Agent 3: Technical Research
- Technology stack options
- Architecture patterns
- Integration requirements
→ Output: bmad/outputs/research-technical.md

Agent 4: User Research
- User personas
- Pain points and needs
- Jobs-to-be-Done analysis
→ Output: bmad/outputs/research-users.md

All 4 agents run in parallel, each conducting deep research in their domain. The main agent then synthesizes findings into docs/research-report.md.


Example 1: E-commerce API (Level 2)

A complete walkthrough building a product catalog API for an e-commerce platform.

Project Setup

User: I want to build a product catalog API for my e-commerce site.
It should handle products, categories, search, and inventory.

Claude: I'll help you build that! Let's start by initializing BMAD.

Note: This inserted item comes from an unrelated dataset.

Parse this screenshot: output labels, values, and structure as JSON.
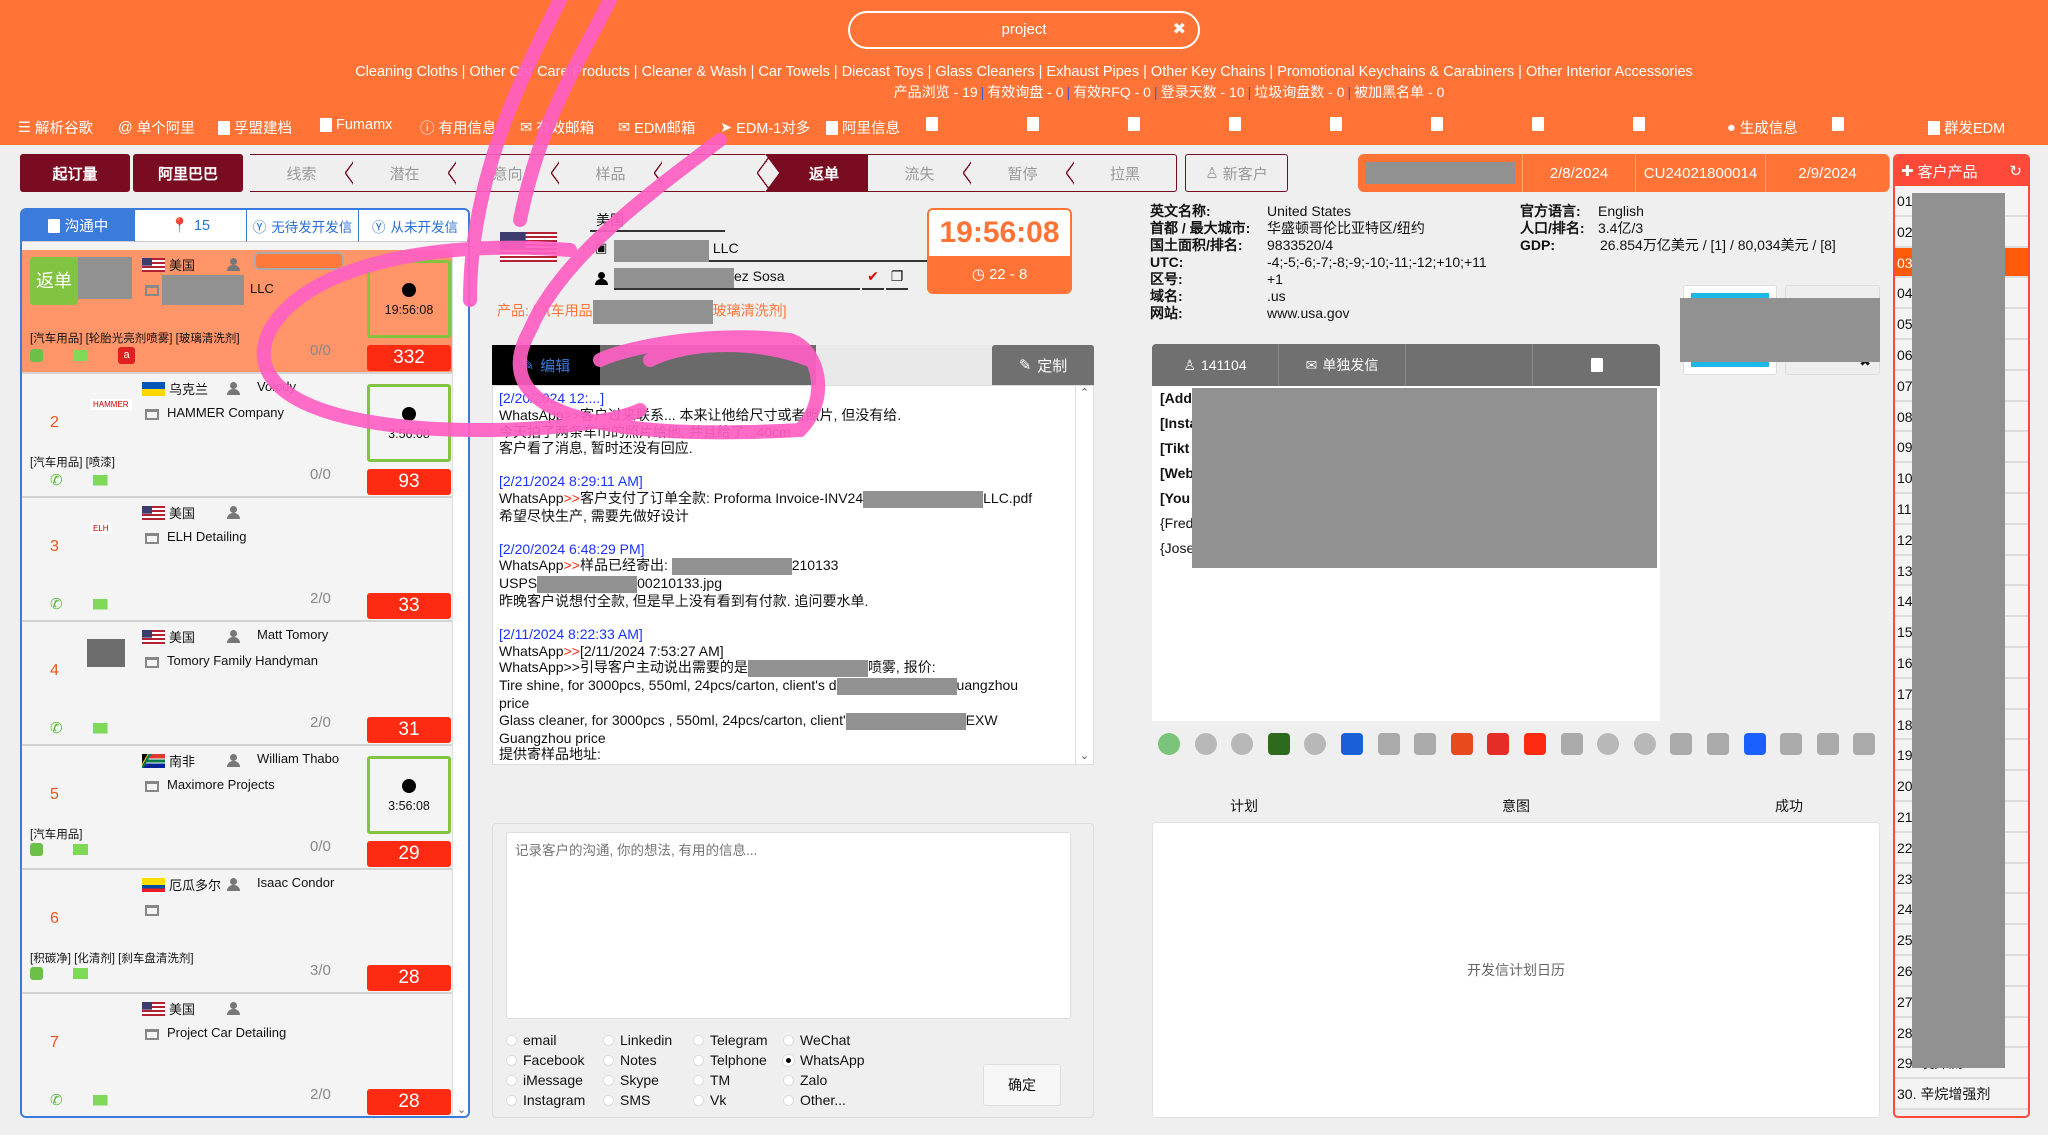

Step 1: Initialize Project

User: /workflow-init

Claude: Welcome to BMAD! Let's configure your project.

Project name?
> E-commerce Product Catalog API

Project type?
> api

For a catalog API with products, categories, search, and inventory,
I recommend Level 2 (5-15 stories).

Project level?
> 2

Created bmad/config.yaml
Next step: /product-brief

Step 2: Product Brief

User: /product-brief

Claude: I'll create a product brief for the E-commerce Product Catalog API.

## Executive Summary
What problem does this solve?
> Our current product data is spread across multiple systems.
> We need a centralized API that all clients (web, mobile, admin)
> can use to access product information.

## Target Audience
Who uses this API?
> - Frontend web application
> - iOS and Android apps
> - Admin dashboard
> - Third-party integrations

## Problem Statement
1. **Data inconsistency:** Different clients show different product info
2. **Slow queries:** Current DB queries take 2-3 seconds
3. **No search:** Customers can only browse by category
4. **Manual inventory:** Stock updates require database changes

## Success Metrics
> - API response time <100ms
> - Search results in <200ms
> - Zero data inconsistency across clients
> - Real-time inventory updates

## Constraints
> - Must integrate with existing PostgreSQL database
> - Support 1000 requests/second at peak
> - GDPR compliant for EU customers

Saving to: docs/product-brief.md

Step 3: PRD

User: /prd

Claude: Creating PRD based on product brief...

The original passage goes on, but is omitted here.